The Tusk aluminum brake pedal uses an extremely tough forged aluminum arm with a CNC machined toe tip to make this brake pedal one of the strongest you can buy for your motorcycle. The CNC machined tip is spring-loaded and rotates to prevent damage from crashes and impacts. The CNC tip also features stainless steel cleats for maximum traction; it is also replaceable in a variety of colors. The Tusk brake pedal also includes an adjustable length brake saver cable and mounting bracket to help prevent damage from brush, rocks, etc.


The Truth
Reviewed in the United States on April 2, 2024
Installed on my 2024 Beta 300RR. the foot lever itself is amazing and the teeth/grip are insanely good, as is the overall function and build quality.

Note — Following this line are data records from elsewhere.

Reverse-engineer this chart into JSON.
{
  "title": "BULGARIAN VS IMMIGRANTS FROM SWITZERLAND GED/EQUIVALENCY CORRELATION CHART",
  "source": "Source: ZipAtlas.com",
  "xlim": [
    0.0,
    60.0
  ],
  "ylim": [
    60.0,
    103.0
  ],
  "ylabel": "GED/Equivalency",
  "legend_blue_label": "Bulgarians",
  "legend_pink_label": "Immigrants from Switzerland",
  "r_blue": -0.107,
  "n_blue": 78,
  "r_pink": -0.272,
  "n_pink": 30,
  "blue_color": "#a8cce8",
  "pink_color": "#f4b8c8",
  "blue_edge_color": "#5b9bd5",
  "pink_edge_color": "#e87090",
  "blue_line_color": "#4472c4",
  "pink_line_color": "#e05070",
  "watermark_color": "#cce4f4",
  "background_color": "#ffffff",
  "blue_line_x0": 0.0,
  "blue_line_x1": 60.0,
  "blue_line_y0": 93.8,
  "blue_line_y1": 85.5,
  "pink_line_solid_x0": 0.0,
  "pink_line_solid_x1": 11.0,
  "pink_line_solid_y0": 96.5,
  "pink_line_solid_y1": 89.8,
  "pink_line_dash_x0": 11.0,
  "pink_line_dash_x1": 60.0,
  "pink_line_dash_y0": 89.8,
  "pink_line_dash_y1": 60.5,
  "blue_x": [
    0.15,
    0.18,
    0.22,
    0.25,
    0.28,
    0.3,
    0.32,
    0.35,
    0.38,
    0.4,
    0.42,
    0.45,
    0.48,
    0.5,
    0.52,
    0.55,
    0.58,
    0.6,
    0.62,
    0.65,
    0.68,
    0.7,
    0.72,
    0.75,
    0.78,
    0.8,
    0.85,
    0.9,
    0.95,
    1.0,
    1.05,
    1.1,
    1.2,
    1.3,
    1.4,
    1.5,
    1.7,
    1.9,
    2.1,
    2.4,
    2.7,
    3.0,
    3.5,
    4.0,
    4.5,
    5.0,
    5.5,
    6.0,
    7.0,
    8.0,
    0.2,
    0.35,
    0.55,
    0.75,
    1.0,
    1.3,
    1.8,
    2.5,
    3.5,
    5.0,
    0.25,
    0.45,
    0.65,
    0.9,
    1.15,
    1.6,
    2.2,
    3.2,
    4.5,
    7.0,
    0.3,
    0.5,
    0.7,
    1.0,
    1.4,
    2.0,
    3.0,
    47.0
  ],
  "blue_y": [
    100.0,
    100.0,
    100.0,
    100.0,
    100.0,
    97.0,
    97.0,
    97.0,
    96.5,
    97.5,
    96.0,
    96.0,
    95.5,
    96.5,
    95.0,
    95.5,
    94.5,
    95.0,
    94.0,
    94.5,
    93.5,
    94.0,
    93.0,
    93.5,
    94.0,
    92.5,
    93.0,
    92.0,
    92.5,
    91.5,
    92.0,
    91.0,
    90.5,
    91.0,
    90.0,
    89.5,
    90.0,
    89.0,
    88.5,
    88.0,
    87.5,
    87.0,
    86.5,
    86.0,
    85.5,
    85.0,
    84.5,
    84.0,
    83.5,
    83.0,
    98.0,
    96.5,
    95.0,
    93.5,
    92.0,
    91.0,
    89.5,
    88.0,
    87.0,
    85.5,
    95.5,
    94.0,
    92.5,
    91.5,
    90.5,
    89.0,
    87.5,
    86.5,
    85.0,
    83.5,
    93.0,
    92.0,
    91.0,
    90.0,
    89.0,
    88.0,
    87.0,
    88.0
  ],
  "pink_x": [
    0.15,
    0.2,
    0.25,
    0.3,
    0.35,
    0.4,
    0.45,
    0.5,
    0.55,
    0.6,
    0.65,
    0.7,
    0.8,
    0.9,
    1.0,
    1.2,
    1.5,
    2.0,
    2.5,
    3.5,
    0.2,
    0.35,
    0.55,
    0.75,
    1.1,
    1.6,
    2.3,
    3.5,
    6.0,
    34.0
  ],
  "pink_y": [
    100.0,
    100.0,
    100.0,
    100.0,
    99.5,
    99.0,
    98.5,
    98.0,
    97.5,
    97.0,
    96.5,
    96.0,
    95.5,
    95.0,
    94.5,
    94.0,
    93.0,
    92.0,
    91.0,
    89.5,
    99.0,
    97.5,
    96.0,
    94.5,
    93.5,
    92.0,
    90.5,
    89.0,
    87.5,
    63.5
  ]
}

If you don't use the safety wire then stop here and I'd say it's 5 stars for sure!For those of you that want to use the safety wire:My only complaint and the reason for 4-stars is that the aluminum wire anchor bracket is made for anchoring to an engine mount (like you'd see on a Jap bike) but will not work as intended for the Beta (a massive oversight IMO). The Beta engine mount has a nut cradle welded in so you can't mount anything flush in that location (refer to my pics and you'll see what I mean) and the bike is engineered far too well to try to squeeze the thick aluminum bracket between the frame/engine mount tab and engine case. I was able to anchor the wire to one of the starter mount bolt locations (8mm bolt) using a thinner steel washer that I drilled and modified to fit (took 5 mins). I did this because the hole is the bracket that comes with the part is too big unless you use a washer, and the bracket is already so thick without adding a washer that it won't allow enough meat on the threads to comfortably torque the started bolt back down --and that would be a terrible place to strip threads haha. You could always go buy a longer bolt, but that location is tight and would probably require modifying the bracket to fit anyway, so a trip to the hardware store for a longer bolt was redundant IMO. I'm very happy with it overall now that its done, but be prepared for a bit of simple fabricating and/or purchasing a longer bolt. Hope this helps!